A-WA Habib Galbi: Yemenite Folk Meets Electronic Dance
Here is what the Times of Israel: had to say
It’s the sound of A-Wa (pronounced Ay Wah, and Arabic for “yes”), a trio of sisters who are about to release their first single, “Habib Galbi,” based on the music they’ve been hearing since birth.
“It’s like we ransacked everything,” said Tair Haim, 31, the eldest, and smallest, of the three. “We’re sisters, and we’re three sisters, we’re Yemenite, we’re from this tiny place down south, and we’re adding hip-hop and reggae to traditional Yemenite music.”

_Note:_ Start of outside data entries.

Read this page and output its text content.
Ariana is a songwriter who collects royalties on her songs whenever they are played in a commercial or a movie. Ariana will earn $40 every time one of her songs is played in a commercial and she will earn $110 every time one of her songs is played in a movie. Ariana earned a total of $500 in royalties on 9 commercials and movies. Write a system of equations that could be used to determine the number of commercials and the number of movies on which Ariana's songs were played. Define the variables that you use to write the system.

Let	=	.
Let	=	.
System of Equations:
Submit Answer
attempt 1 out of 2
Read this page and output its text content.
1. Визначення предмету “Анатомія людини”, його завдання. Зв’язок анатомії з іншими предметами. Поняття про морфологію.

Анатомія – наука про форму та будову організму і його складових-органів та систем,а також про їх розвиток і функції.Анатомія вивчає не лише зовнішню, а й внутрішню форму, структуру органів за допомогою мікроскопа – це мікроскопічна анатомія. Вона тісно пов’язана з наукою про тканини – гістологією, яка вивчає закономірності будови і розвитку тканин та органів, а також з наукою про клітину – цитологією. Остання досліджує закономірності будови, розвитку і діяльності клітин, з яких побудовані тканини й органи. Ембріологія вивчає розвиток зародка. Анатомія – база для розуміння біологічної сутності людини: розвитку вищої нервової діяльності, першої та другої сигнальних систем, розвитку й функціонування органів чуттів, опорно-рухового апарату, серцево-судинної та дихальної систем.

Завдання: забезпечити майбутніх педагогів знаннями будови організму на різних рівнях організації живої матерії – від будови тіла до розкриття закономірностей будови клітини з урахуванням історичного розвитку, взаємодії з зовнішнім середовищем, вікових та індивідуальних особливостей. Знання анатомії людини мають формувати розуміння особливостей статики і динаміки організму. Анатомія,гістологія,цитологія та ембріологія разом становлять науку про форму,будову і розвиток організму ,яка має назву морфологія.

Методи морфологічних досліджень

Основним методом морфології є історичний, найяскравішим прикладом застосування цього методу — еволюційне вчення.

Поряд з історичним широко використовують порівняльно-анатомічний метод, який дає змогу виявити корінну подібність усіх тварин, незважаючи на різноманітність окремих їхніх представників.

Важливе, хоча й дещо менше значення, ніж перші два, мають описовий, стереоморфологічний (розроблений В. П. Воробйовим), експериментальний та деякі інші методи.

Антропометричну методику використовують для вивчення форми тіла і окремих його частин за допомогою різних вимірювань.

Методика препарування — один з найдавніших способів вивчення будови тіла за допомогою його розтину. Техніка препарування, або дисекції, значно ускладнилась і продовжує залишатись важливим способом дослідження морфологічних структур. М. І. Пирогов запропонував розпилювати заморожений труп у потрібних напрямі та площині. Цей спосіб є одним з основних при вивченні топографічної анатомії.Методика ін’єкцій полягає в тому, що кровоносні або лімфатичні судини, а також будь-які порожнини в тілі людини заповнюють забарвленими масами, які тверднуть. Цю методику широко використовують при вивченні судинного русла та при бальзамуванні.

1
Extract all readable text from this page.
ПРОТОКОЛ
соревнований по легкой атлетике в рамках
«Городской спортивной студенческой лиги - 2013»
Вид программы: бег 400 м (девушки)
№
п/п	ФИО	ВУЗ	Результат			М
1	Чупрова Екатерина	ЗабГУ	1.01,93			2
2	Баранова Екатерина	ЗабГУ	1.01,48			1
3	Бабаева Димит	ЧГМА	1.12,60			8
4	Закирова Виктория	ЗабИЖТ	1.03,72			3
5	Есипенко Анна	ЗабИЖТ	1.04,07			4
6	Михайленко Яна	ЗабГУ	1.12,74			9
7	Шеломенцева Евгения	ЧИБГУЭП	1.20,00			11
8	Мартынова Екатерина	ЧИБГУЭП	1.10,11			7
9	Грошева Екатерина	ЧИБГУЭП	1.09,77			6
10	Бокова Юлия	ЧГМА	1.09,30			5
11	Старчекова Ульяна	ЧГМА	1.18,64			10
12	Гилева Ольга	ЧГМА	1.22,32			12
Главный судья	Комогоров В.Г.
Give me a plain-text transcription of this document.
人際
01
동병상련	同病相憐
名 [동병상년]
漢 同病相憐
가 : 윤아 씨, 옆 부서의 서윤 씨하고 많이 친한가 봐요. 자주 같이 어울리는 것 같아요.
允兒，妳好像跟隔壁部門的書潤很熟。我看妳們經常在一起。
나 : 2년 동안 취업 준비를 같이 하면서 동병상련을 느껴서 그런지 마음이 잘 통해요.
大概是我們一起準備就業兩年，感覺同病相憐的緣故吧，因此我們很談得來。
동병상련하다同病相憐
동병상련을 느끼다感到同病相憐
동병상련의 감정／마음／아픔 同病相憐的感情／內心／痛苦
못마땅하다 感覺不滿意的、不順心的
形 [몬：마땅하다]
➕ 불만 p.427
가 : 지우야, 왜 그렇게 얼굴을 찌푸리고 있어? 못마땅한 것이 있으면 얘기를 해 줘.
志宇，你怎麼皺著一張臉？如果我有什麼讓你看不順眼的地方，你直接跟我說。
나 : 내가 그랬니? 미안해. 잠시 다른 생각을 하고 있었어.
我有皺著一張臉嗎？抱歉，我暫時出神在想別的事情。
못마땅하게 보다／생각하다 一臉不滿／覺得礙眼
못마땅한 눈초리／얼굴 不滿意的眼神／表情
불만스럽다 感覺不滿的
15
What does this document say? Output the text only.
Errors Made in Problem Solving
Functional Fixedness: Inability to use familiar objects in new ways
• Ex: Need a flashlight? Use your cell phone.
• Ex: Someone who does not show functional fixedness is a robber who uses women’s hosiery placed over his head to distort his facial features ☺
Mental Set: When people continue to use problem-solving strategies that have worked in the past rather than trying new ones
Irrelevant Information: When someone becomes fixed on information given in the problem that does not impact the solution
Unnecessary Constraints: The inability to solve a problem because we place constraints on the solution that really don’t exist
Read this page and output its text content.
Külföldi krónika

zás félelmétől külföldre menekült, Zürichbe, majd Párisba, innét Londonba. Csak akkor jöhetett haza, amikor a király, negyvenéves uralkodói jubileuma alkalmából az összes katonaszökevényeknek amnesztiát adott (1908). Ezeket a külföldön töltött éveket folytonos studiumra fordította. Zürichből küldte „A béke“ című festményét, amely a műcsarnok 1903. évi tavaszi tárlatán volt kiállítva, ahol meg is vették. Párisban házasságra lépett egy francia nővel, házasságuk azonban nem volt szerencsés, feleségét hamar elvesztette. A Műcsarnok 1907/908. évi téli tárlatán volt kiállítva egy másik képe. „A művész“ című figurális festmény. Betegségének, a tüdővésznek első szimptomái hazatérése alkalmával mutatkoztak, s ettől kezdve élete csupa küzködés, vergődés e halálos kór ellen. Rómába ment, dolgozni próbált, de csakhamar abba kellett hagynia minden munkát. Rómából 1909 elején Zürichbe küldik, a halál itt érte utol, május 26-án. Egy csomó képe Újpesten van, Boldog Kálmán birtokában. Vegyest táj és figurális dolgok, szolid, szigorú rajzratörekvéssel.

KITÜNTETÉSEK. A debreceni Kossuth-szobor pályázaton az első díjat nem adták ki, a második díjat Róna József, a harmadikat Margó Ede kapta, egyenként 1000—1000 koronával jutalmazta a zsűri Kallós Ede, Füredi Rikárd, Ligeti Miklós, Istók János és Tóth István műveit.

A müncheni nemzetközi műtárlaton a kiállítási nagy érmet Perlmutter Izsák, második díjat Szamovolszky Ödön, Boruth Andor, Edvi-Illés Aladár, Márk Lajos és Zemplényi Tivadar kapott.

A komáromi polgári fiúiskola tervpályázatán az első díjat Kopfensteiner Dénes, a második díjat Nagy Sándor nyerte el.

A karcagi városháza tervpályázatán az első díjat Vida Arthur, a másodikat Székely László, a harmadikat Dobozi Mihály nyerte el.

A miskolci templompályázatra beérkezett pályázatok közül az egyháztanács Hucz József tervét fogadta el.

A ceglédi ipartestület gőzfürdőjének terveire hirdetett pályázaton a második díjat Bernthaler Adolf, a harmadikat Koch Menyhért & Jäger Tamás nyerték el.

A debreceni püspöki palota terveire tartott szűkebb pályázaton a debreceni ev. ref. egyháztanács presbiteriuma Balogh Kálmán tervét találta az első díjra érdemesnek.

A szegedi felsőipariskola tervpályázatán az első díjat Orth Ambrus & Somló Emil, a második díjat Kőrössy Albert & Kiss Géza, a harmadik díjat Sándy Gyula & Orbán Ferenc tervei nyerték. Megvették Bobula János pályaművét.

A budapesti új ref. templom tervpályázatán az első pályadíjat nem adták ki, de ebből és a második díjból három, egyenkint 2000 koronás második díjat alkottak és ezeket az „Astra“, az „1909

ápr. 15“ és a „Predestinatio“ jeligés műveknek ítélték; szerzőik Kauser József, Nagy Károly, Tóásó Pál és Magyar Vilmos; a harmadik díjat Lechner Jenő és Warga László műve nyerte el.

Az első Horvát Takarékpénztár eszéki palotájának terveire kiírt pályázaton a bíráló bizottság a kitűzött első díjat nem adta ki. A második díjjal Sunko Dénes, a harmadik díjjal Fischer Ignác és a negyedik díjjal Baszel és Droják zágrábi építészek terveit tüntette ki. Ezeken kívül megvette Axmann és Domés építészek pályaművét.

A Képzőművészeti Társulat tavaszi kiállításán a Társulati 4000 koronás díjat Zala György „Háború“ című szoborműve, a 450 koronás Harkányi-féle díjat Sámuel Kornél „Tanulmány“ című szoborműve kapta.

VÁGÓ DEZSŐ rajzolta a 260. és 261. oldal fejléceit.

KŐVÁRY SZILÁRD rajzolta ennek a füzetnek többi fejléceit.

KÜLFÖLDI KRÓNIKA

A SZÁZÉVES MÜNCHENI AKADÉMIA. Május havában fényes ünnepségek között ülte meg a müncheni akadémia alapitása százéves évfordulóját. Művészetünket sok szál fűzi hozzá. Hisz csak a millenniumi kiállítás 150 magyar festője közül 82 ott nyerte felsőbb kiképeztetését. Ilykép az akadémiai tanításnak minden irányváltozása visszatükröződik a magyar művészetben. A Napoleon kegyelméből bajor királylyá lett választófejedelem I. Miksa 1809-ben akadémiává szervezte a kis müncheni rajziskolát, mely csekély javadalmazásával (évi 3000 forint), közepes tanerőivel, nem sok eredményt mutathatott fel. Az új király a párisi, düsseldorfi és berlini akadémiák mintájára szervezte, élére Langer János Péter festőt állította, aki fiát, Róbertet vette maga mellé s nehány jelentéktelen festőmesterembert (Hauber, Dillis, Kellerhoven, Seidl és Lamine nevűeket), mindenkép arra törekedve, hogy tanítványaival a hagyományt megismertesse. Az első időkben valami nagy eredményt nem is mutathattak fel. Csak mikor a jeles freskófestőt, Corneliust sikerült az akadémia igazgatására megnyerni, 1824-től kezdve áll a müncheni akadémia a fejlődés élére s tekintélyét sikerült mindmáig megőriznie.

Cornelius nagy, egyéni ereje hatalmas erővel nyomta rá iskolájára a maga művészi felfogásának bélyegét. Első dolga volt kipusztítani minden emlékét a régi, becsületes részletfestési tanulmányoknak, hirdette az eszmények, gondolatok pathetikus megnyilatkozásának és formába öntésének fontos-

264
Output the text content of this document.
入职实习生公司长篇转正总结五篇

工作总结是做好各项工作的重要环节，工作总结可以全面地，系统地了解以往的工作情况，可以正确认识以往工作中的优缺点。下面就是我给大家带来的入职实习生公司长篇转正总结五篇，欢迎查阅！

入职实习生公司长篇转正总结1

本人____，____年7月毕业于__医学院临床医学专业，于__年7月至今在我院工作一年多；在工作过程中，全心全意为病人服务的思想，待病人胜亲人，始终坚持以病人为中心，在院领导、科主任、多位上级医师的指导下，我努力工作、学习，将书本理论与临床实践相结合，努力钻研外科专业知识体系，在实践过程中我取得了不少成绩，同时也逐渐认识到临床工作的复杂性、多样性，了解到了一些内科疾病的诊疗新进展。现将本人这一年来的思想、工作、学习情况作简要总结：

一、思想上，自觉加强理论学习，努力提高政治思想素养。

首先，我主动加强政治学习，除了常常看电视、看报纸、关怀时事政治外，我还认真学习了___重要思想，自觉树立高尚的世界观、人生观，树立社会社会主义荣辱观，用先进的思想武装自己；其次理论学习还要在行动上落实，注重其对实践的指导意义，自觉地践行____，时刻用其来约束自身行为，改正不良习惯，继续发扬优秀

Tair, Liron and Tagel Haim, 31, 29 and 25, are perched close together on an old black leather couch in the Kaboom studio, on the edge of Tel Aviv’s Florentin. They just completed a rehearsal for next week’s gig at Barby, Tel Aviv’s club for local rockers.
The three are the oldest of their parents’ six children, raised on Shaharut, a remote southern farming community in the Arava where they learned to rely on one another.
It was Tair Haim who was first bitten by the performance bug. She got up on a makeshift stage at her seventh birthday party and announced an upcoming performance, to which she graciously invited Liron, the next in line.
The Haim sisters aren’t the first Israeli singers to sing in Yemeni Judeo-Arabic, the dialect particular to Jews from Yemen. There was Ofra Haza, who successfully sang in Yemenite, bridging the divide between Jewish and Arab cultures, as well as Achinoam Nini and other mainstream Israeli singers. Local band Yemen Blues merges ancient melodies with West African rhythms, mambo and funk.